Appel, a former chairman of Princeton’s Computer Science Department, has been studying voting machine security for two decades and said the country is not close to secure online voting despite attempts in some states and countries to push into it.
“It’s going to be hard to get there,” he added, citing market forces with device-makers eager to fill mobile computers with applications and software that sometimes have bugs hackers can manipulate.
He just added an academic study of U.S. and worldwide attempts at internet voting to previous reports showing it unreliable and easy to hack.
“The science is clear,” said his report shared with Secrets and titled Is Internet Voting Trustworthy? The Science and the Policy Battles. “Internet voting is subject to a unique danger to which other methods are not vulnerable: that a single criminal actor without even a local physical presence could hack enough computers to change thousands of votes and alter the results of local or national elections.”
While internet voting is used by some states for overseas or military voters, he predicted that millions of votes could be altered if states turned to internet-only voting, leading to a trust crisis.
Among the best voting systems for now, he said, is one in which voters mark paper ballots that are then fed into an optical reader. That system, used in Virginia and other states, allows for an audit of the paper ballots if there are questions about the vote.
It also helps to keep the vote secret. Unlike with online banking, where customers can review their accounts to check on deposits and withdrawals, there would be no way to check that a vote was registered because they are supposed to be secret.
“You can’t call up an election official (or go online) to ask, ‘Can you confirm that I voted for Smith?’ You will have no way of knowing whether your vote was counted correctly,” said Appel’s paper.
Appel also said that while advocates for disabled voters have pushed internet balloting, it would be better to just make it easier to get to the polls than risk the security of ballots.
“One might ask, but suppose we limit internet voting to a smallish class of voters, such as those abroad or those with disabilities? Are we saying that it’s all right if only their thousands of votes are stolen? And there is a slippery slope: once internet voting is normalized for one class of voters, other classes will demand it,” Appel warned.

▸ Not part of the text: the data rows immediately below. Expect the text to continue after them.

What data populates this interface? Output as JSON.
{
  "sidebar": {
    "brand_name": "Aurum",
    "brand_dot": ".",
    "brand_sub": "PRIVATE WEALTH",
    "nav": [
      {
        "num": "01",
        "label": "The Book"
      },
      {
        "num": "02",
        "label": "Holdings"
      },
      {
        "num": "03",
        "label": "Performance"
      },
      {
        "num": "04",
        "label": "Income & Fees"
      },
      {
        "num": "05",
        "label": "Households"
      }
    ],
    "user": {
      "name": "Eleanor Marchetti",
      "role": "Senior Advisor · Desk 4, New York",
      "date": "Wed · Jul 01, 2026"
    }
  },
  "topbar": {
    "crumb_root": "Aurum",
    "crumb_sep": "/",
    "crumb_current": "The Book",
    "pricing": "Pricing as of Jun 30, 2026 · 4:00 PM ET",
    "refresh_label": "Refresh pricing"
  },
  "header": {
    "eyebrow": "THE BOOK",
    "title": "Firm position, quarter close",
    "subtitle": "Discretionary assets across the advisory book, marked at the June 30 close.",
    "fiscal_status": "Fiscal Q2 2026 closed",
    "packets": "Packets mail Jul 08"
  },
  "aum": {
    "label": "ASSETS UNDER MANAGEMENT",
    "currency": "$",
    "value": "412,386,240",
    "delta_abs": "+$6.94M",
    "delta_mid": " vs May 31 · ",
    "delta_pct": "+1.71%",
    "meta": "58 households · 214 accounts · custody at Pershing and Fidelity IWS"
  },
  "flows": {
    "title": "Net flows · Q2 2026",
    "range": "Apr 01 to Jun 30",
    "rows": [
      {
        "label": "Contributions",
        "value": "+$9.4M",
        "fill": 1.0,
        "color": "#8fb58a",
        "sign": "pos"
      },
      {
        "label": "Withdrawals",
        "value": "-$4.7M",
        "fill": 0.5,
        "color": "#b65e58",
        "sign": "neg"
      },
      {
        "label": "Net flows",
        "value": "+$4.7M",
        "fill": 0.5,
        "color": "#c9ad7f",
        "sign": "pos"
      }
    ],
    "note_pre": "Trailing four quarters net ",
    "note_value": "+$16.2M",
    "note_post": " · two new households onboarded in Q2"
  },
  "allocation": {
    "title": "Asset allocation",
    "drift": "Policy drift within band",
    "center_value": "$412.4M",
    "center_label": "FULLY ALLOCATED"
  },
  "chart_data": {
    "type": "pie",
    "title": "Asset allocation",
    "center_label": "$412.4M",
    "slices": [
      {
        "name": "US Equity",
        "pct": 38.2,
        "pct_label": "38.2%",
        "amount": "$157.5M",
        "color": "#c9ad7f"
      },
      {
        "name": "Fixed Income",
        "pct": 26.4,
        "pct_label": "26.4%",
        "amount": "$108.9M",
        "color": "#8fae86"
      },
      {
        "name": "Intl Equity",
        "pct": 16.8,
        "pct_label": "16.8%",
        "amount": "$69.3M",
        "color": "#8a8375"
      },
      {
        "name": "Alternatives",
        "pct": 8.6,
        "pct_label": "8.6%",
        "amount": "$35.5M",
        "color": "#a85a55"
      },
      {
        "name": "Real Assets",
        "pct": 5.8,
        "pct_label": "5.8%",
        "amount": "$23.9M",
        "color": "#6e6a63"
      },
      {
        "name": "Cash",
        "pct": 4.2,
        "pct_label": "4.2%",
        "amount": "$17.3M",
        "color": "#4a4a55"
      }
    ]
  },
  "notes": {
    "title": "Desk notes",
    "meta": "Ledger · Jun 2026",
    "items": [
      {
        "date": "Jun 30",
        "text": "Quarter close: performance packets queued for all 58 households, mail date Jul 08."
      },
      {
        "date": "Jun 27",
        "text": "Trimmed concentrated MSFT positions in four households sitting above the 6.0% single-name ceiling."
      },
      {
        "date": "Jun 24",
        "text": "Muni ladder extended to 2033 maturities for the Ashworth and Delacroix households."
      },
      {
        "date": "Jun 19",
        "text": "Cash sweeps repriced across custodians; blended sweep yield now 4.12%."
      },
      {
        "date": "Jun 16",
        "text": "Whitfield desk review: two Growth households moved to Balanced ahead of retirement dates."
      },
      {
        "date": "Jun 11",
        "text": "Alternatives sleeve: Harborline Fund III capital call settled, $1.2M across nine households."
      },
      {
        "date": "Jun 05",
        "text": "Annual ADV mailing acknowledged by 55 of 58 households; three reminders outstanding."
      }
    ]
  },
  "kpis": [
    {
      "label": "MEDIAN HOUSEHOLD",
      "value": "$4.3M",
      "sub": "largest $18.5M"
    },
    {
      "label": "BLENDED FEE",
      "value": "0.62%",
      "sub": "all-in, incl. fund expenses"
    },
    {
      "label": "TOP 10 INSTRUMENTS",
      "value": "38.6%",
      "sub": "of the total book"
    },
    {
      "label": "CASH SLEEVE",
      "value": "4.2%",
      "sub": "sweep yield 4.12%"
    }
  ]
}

The bottom line, he concluded: “In this new era where many voters are suspicious of the integrity of elections, we must run elections with as much transparency and integrity as we can. In the current state of scientific knowledge in the field of election security, that means paper ballots directly marked by the voter and recountable by hand. In the realm of public trust, that also means paper ballots directly marked by the voter and recountable by hand.”